Ulisses ­- Minha idéia era me aposentar no fim do ano passado, mas, com o reposicionamento estratégico da Masa, adiei para dezembro de 2008. Eu também acho uma pena alguém deixar a vida executiva e não usar sua experiência em prol de alguma causa nobre. Meu desejo é criar a Fundação José e Maria Tapajós (os nomes dos meus pais). A base do trabalho da fundação parte de uma idéia muito simples: hoje, 150 000 refeições são servidas todos os dias nas 400 empresas que integram o distrito industrial de Manaus. A sobremesa desse pessoal, via de regra, é industrializada e vem do sul do país. Com essa fundação, quero implantar núcleos, em parceria com empresas que trabalham com alimentação, para ensinar as pessoas carentes a preparar essas sobremesas. Minha idéia é que elas trabalhem durante o dia e à noite tenham aulas de alfabetização e de cidadania. Em três anos, esse pessoal se transformará em agentes de mudança da comunidade em que vive e vai nos ajudar a multiplicar esse modelo para outras pessoas.

Quem é...
Ulisses Tapajós Neto
Engenheiro químico, o manauense Ulisses, de 59 anos, trabalha na Masa há 28. Em 1993, assumiu a presidência com a missão de fechar a fábrica. Com a abertura à importação, a empresa havia quebrado.Ulisses decidiu reverter a situação: reinventou o negócio, incentivando o pessoal a estudar.Recentemente, articulou a compra da Masa pelo grupo americano Flextronics.

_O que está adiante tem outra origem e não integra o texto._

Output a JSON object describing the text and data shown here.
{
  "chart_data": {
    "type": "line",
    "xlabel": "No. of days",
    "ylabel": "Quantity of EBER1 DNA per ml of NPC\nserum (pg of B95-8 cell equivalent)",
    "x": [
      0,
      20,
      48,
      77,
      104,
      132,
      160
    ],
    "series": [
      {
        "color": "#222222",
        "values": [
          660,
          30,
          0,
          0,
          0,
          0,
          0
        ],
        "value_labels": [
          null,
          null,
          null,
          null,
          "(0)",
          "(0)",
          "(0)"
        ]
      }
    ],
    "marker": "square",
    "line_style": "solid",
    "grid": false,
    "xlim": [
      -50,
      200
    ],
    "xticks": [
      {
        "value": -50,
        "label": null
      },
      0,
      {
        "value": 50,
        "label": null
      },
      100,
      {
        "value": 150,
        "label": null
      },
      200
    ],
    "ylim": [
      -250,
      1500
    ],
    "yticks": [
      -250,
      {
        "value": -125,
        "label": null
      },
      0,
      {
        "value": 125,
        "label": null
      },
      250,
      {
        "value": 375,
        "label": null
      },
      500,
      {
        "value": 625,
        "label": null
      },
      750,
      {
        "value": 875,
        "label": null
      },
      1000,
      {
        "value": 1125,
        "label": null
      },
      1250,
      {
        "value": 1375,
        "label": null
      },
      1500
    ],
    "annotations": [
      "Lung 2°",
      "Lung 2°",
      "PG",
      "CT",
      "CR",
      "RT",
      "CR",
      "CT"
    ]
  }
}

Luiz Ernesto ­- Estou quase votando em você para presidente! Mais do que uma questão educacional, o Brasil tem hoje um problema gravíssimo na questão cultural. Quando você diz que vai não só alfabetizar mas também ensinar cidadania, está falando de cultura. Está explicando os valores do país, as coisas nas quais as pessoas têm que acreditar e lutar. O governo ainda não se conscientizou de que isso precisa acontecer.